Ebenso leicht könnte man folgende Buch­stabengruppe als eine sinnlos in die Tastatur gehackte Buch­stabengruppe dis­kreditieren:

„Taumatawhakatangihangakoauauot­amateaturipukakapikimaun­gahoronukupokaiwhen­uaki tanatahu“

(Dabei ist es sogar fast ein Gedicht.) Statt näher hin zu schauen, klopft Enzensberger lieber seinem Leser auf die Schulter: Deine (historisch, z.B. in der Schule erlernten) Maßstäbe reichen aus, die Fülle auch neuerer Experi­mente intel­lektuell zu bewältigen. Wer sich als Leser in diesem schönen Lichte uni­verseller Kritik­fähigkeit sonnen will, muss freilich Enzens­berger voll vertrauen und die Kröten mit­fressen.

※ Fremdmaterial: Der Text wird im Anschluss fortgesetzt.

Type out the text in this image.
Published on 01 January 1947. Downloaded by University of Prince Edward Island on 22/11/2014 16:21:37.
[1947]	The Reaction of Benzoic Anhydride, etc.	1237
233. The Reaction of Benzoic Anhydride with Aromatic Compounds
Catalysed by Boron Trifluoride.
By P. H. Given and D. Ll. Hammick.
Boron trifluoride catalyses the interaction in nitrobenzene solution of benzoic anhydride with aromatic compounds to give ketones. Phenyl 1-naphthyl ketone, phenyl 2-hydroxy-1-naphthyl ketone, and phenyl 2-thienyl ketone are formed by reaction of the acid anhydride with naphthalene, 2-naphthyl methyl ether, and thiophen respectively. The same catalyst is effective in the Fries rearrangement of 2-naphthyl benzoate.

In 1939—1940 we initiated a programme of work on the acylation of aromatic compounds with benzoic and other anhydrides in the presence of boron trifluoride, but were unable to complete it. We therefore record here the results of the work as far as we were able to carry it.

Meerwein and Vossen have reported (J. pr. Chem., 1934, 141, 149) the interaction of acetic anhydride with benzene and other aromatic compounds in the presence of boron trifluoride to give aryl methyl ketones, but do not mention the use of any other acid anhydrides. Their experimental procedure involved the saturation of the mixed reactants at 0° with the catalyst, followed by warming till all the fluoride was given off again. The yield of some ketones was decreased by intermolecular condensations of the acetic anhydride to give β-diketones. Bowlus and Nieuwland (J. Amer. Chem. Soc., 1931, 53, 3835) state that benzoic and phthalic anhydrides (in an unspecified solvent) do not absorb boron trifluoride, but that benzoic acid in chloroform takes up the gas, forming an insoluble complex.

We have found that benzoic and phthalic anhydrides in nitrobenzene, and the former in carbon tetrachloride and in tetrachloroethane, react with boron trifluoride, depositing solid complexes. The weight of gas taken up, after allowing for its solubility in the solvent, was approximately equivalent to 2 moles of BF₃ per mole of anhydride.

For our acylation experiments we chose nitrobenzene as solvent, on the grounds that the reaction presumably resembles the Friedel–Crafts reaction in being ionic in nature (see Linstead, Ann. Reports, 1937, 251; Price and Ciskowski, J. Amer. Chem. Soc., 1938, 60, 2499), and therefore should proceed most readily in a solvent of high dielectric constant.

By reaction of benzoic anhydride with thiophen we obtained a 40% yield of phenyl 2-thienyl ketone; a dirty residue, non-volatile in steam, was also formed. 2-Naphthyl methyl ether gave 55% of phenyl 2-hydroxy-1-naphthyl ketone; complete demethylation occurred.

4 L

Es ist dies eine Variante einer rhetorischen Strategie, die sowohl bei Handels­vertretern als auch bei den Zeugen Jehovas Anwendung findet: „Sie als intel­ligen­ter Mensch werden mir doch zustimmen, wenn ich sage, dass …“

Auch in Bezug auf das Experimentieren belässt es Enzensberger bei den naiven Legenden der Schul­bücher und mag die weitaus differen­zierteren Anmer­kungen, die etwa Helmut Heißenbüttel zu diesem Thema gemacht hat, sich und dem Leser nicht zumuten. Auch hier appelliert Enzensberger an einen Common sense, dem er an anderer Stelle als bloß aner­zogenen miss­traut. Insofern viele Texte land­läufig als expe­rimentell bezeichnet werden, die dies ihrem eigenen Selbst­ver­ständnis nach nicht sind, bloß weil sie der Allgemein­heit unbekanntere Sprech­weisen nutzen, ist ein solcher Appell verfehlt.